No. There was reasonable suspicion because the police do not need to verify the claim of a crime before they act on it. They got the report, thought the witness was at least credible, and thus secured a warrant to search the person. As such, the search of the person would have been following Terry v Ohio, and even Stop-Search would be allowed.

During the search, new evidence came up that rose reasonable suspicion for a different crime, which warranted arrest. As a result, Navarette v. California can be applied besides Terry, as there was a reasonable interest in searching him and they found evidence of a different possible crime.

Only during the following investigation, it turned out that there was malicious act by someone that is not the police that rose the suspicion for the stop. But that does not invalidate that the witness did appear credible in the first moment thus the stop was conducted properly, and the evidence found is admissable.

Q2

No. It doesn't take a signed witness statement for the police to act. They assess credibility based on the story told. As an example, calling Police and telling them "My neighbor is butchering a green martian in his cellar" would get you laughed at. But the following story is much more believable:

"My neighbor Caine invited Abel last night.

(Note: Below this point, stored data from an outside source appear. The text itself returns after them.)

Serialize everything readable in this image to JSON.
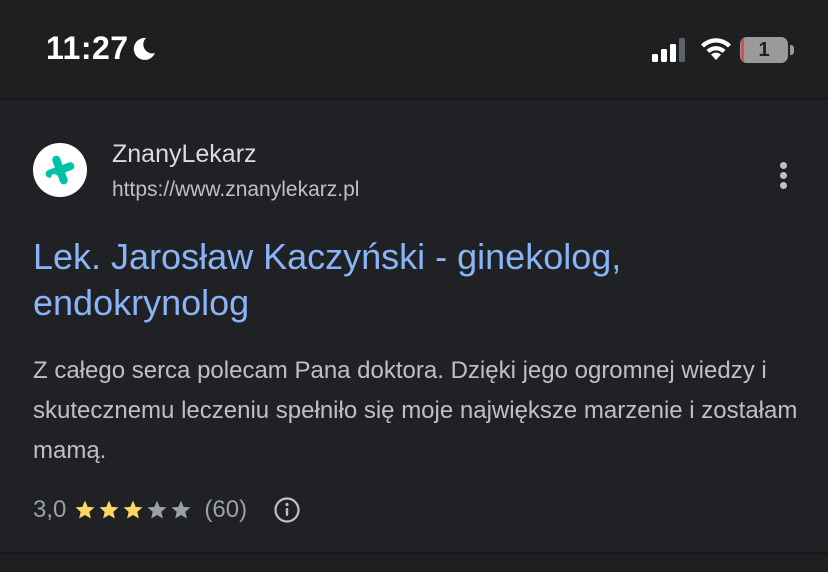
{
  "status_bar": {
    "time": "11:27",
    "battery_percent_label": "1",
    "icons": [
      "moon-icon",
      "signal-icon",
      "wifi-icon",
      "battery-icon"
    ],
    "battery_level": 0.05
  },
  "result": {
    "site_name": "ZnanyLekarz",
    "site_url": "https://www.znanylekarz.pl",
    "title": "Lek. Jarosław Kaczyński - ginekolog, endokrynolog",
    "snippet": "Z całego serca polecam Pana doktora. Dzięki jego ogromnej wiedzy i skutecznemu leczeniu spełniło się moje największe marzenie i zostałam mamą.",
    "rating": {
      "value_label": "3,0",
      "stars_filled": 3,
      "stars_total": 5,
      "count_label": "(60)"
    }
  },
  "colors": {
    "background": "#202124",
    "link": "#8ab4f8",
    "snippet": "#bdc1c6",
    "star_filled": "#fdd663",
    "star_empty": "#9aa0a6",
    "favicon_brand": "#00c3a5"
  }
}
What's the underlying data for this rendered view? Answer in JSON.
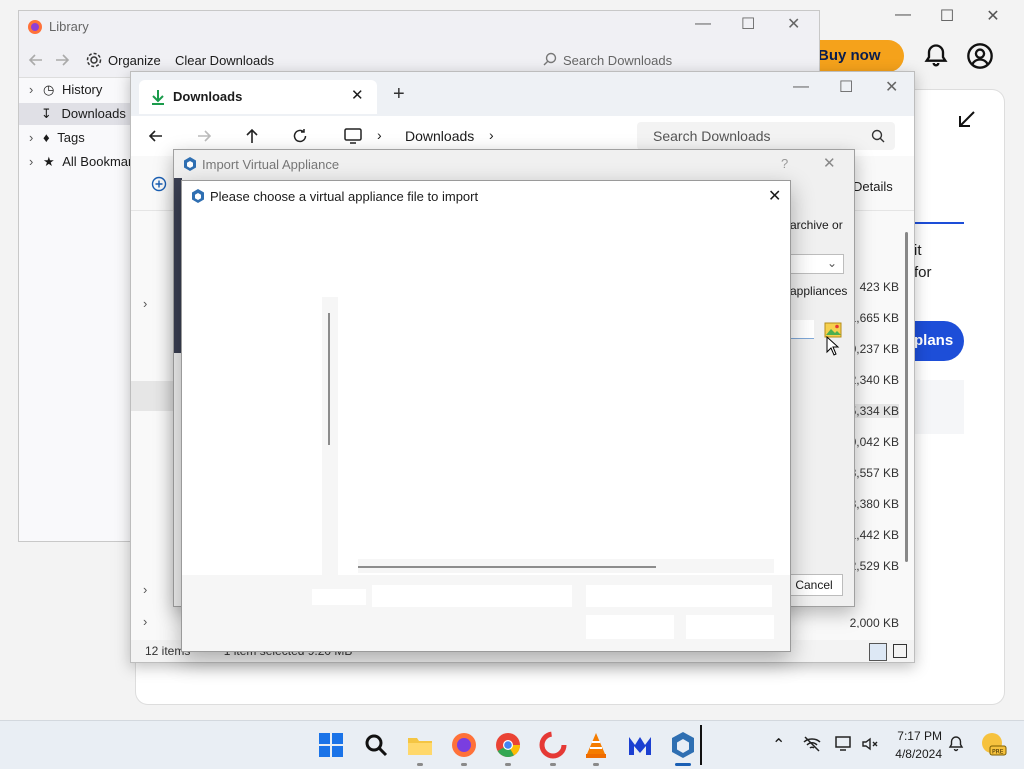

An hour later I heard a fight and then saw him strike down his brother in the backyard, after which he dragged him down the flight of stairs to the cellar. Today I saw Caine dig up a large hole in the backyard. I believe he has killed him and is trying to bury the evidence under the roses."

Only after investigating the story the whole thing comes up as obviously made-up stuff. The problem with your argument is, that you take the result and plug it into the beginning of the equitation to verify the result. However, that is not how it works.

Police only needs a reasonable suspicion based on anything that is known before the search, then anything found during the search is admissable. If that results in the police realizing they were mistaken, the search still was reasonable in the moment it was conducted.